Coding & Billing Audit
TD&P’s Coding and Billing Audit is a process that evaluates the reliability of clinical documentation provided during the discovery phase of litigation. We thoroughly review health records offered by providers on behalf of plaintiffs and assess the submitted medical billing data. This ensures that the providers offer reliable records that both plaintiff and defense counsels can rely on and that the referenced treatments meet Evidence-Based Medicine Standards.
During a Coding and Billing Audit, TD&P’s team collects clinical records such as medical records, x-rays, and lab reports, along with financial records, including entered charges, explanation of benefits (EOBs), and accounts receivable ledger, as required.
Coding and Billing Audits can be conducted at any time during the discovery phase and are beneficial for litigators to ensure the Medical Necessity of identified or received care.
Medical Billing Audits cover various aspects of the billing life cycle, including insurance verification processes, ICD-10-CM and CPT coding, claim submission, payment posting, follow-up, and denial management processes.
Billing Audits help identify coding problems during litigation or before challenges from the government or insurance payors.
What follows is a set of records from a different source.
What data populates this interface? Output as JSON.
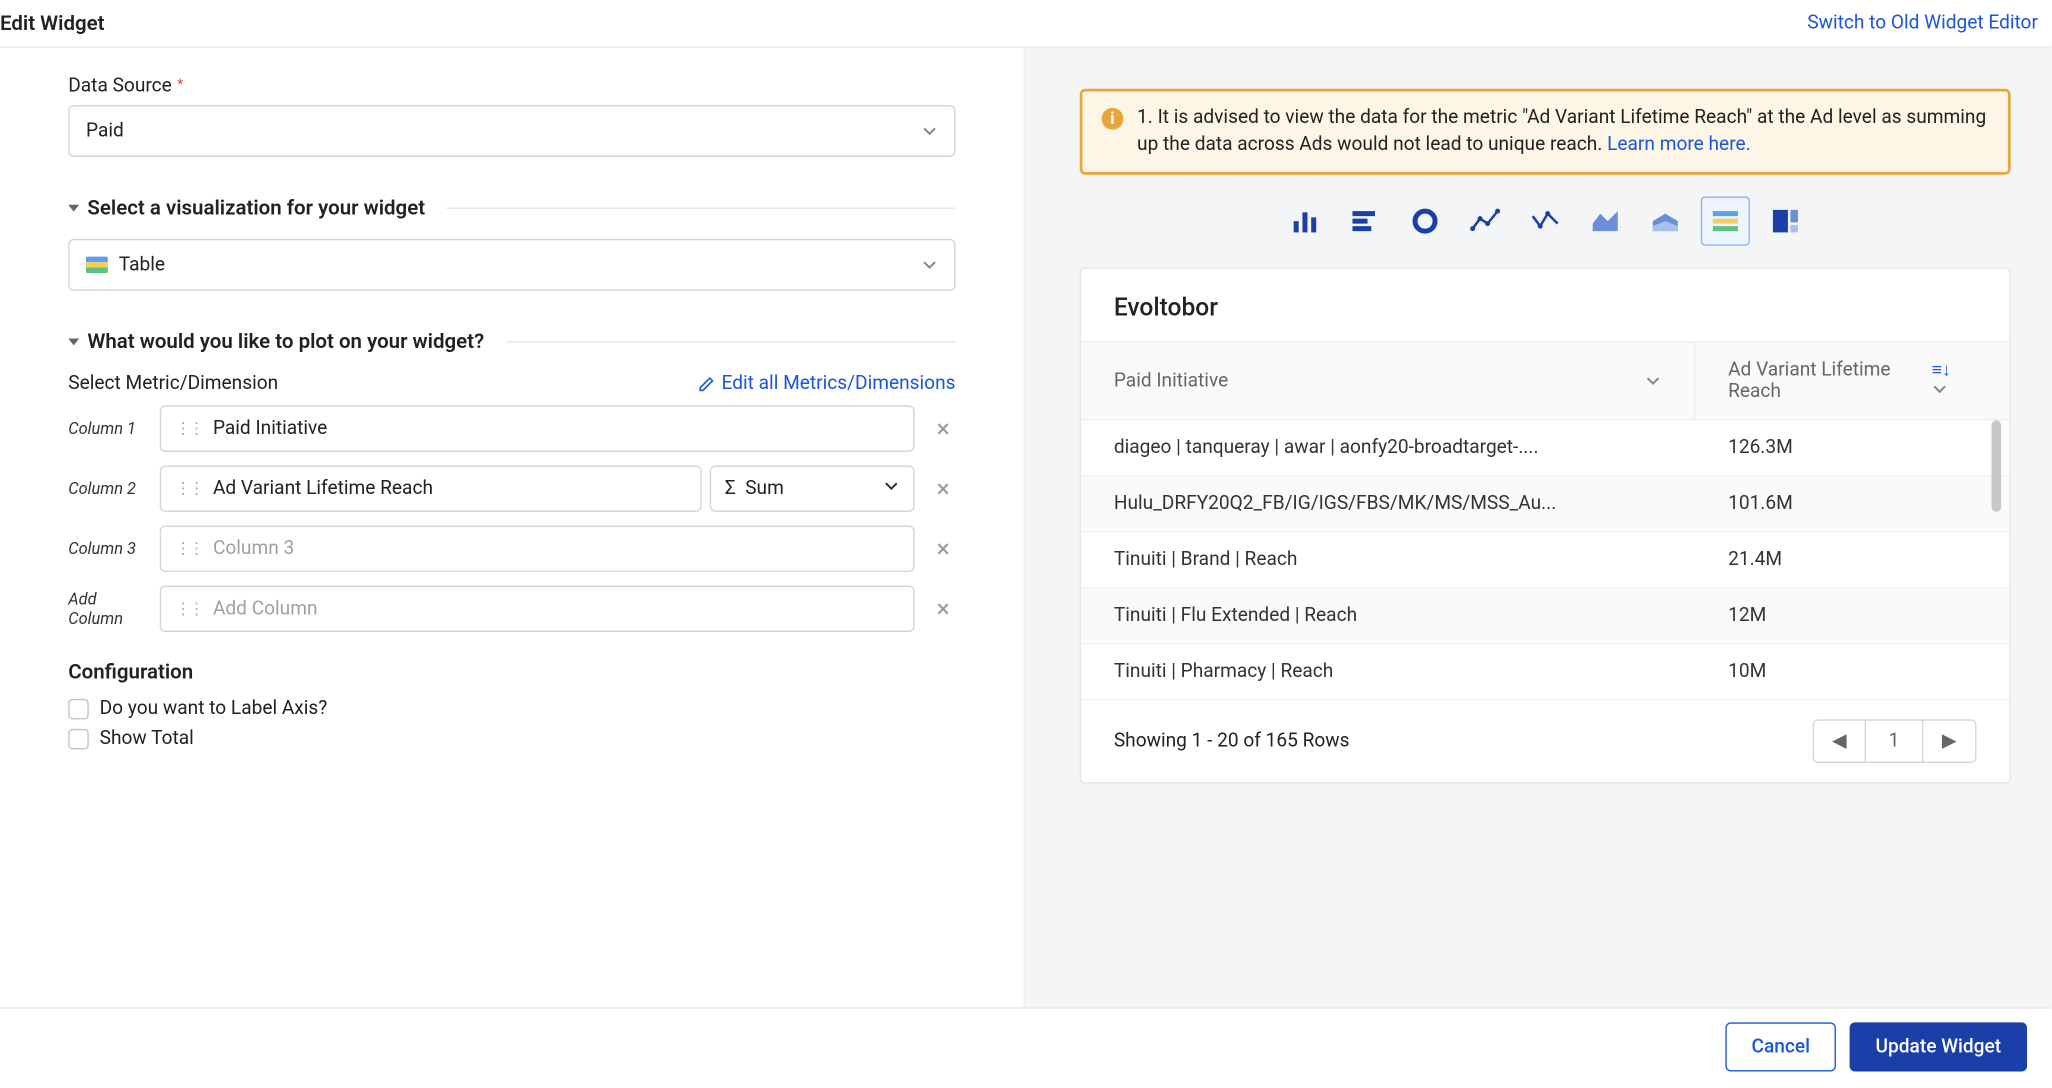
{
  "header": {
    "title": "Edit Widget",
    "switch_link": "Switch to Old Widget Editor"
  },
  "left": {
    "data_source_label": "Data Source",
    "data_source_value": "Paid",
    "viz_section": "Select a visualization for your widget",
    "viz_value": "Table",
    "plot_section": "What would you like to plot on your widget?",
    "metric_label": "Select Metric/Dimension",
    "edit_all_label": "Edit all Metrics/Dimensions",
    "columns": [
      {
        "label": "Column 1",
        "value": "Paid Initiative",
        "has_agg": false
      },
      {
        "label": "Column 2",
        "value": "Ad Variant Lifetime Reach",
        "has_agg": true,
        "agg": "Sum",
        "agg_prefix": "Σ"
      },
      {
        "label": "Column 3",
        "placeholder": "Column 3"
      },
      {
        "label": "Add Column",
        "placeholder": "Add Column"
      }
    ],
    "config_label": "Configuration",
    "cb_label_axis": "Do you want to Label Axis?",
    "cb_show_total": "Show Total"
  },
  "right": {
    "alert_text": "1. It is advised to view the data for the metric \"Ad Variant Lifetime Reach\" at the Ad level as summing up the data across Ads would not lead to unique reach. ",
    "alert_link": "Learn more here.",
    "chart_types": [
      {
        "name": "bar-chart",
        "selected": false
      },
      {
        "name": "horizontal-bar",
        "selected": false
      },
      {
        "name": "donut",
        "selected": false
      },
      {
        "name": "line",
        "selected": false
      },
      {
        "name": "scatter-line",
        "selected": false
      },
      {
        "name": "area",
        "selected": false
      },
      {
        "name": "stacked-area",
        "selected": false
      },
      {
        "name": "table",
        "selected": true
      },
      {
        "name": "treemap",
        "selected": false
      }
    ],
    "preview_title": "Evoltobor",
    "col1_header": "Paid Initiative",
    "col2_header": "Ad Variant Lifetime Reach",
    "rows": [
      {
        "c1": "diageo | tanqueray | awar | aonfy20-broadtarget-....",
        "c2": "126.3M"
      },
      {
        "c1": "Hulu_DRFY20Q2_FB/IG/IGS/FBS/MK/MS/MSS_Au...",
        "c2": "101.6M"
      },
      {
        "c1": "Tinuiti | Brand | Reach",
        "c2": "21.4M"
      },
      {
        "c1": "Tinuiti | Flu Extended | Reach",
        "c2": "12M"
      },
      {
        "c1": "Tinuiti | Pharmacy | Reach",
        "c2": "10M"
      }
    ],
    "pager_text": "Showing 1 - 20 of 165 Rows",
    "pager_current": "1"
  },
  "footer": {
    "cancel": "Cancel",
    "update": "Update Widget"
  },
  "colors": {
    "primary": "#1a3fa8",
    "link": "#1a56db",
    "alert_border": "#e6a83c",
    "alert_bg": "#fdf6e7"
  }
}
TD&P’s audits are crucial for identifying inaccuracies that affect proper reimbursement. Our audit team safeguards the value of cases for plaintiffs and defense counsels.
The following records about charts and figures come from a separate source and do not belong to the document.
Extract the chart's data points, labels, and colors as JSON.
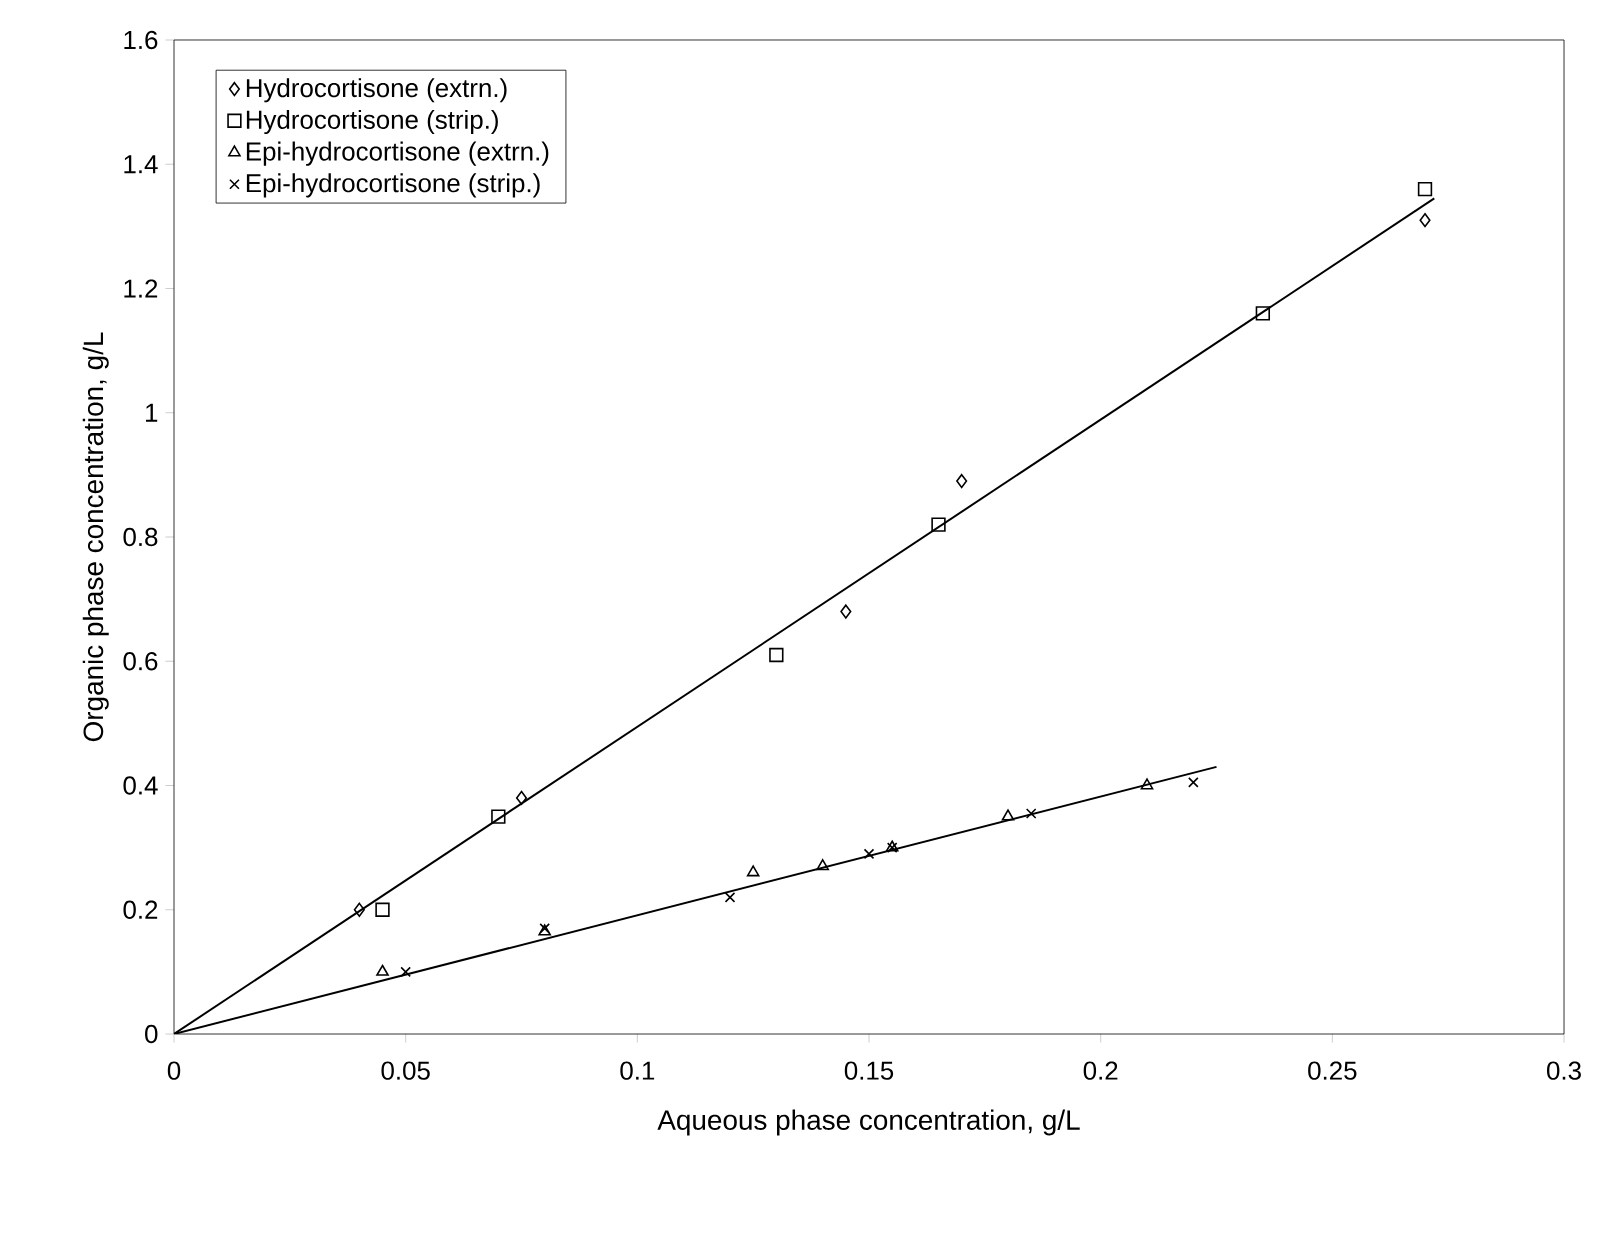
{
  "chart_data": {
    "type": "scatter",
    "xlabel": "Aqueous phase concentration, g/L",
    "ylabel": "Organic phase concentration, g/L",
    "xlim": [
      0,
      0.3
    ],
    "ylim": [
      0,
      1.6
    ],
    "xticks": [
      0,
      0.05,
      0.1,
      0.15,
      0.2,
      0.25,
      0.3
    ],
    "yticks": [
      0,
      0.2,
      0.4,
      0.6,
      0.8,
      1,
      1.2,
      1.4,
      1.6
    ],
    "grid": false,
    "legend": "top left",
    "series": [
      {
        "name": "Hydrocortisone (extrn.)",
        "color": "#000000",
        "marker": "diamond",
        "x": [
          0.04,
          0.075,
          0.145,
          0.17,
          0.27
        ],
        "values": [
          0.2,
          0.38,
          0.68,
          0.89,
          1.31
        ]
      },
      {
        "name": "Hydrocortisone (strip.)",
        "color": "#000000",
        "marker": "square",
        "x": [
          0.045,
          0.07,
          0.13,
          0.165,
          0.235,
          0.27
        ],
        "values": [
          0.2,
          0.35,
          0.61,
          0.82,
          1.16,
          1.36
        ]
      },
      {
        "name": "Epi-hydrocortisone (extrn.)",
        "color": "#000000",
        "marker": "triangle",
        "x": [
          0.045,
          0.08,
          0.125,
          0.14,
          0.155,
          0.18,
          0.21
        ],
        "values": [
          0.1,
          0.165,
          0.26,
          0.27,
          0.3,
          0.35,
          0.4
        ]
      },
      {
        "name": "Epi-hydrocortisone (strip.)",
        "color": "#000000",
        "marker": "cross",
        "x": [
          0.05,
          0.08,
          0.12,
          0.15,
          0.155,
          0.185,
          0.22
        ],
        "values": [
          0.1,
          0.17,
          0.22,
          0.29,
          0.3,
          0.355,
          0.405
        ]
      },
      {
        "type": "line",
        "color": "#000000",
        "marker": "none",
        "x": [
          0,
          0.272
        ],
        "values": [
          0,
          1.345
        ]
      },
      {
        "type": "line",
        "color": "#000000",
        "marker": "none",
        "x": [
          0,
          0.225
        ],
        "values": [
          0,
          0.43
        ]
      }
    ]
  }
}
Medical Billing Audits assist the litigation team in confirming the accuracy of claims presented by plaintiffs and ensuring proper presentation to counsel. Audits help avoid unnecessary frustrations and identify improper unbundling and coding practices early in the discovery process. TD&P auditors protect the viability of cases long before they go before a jury.
Through audits, counsels can identify fraudulent billing activity and claims, as well as discover reimbursement deficiencies and deviations from industry standards in the treatment of medical conditions that may impact their case.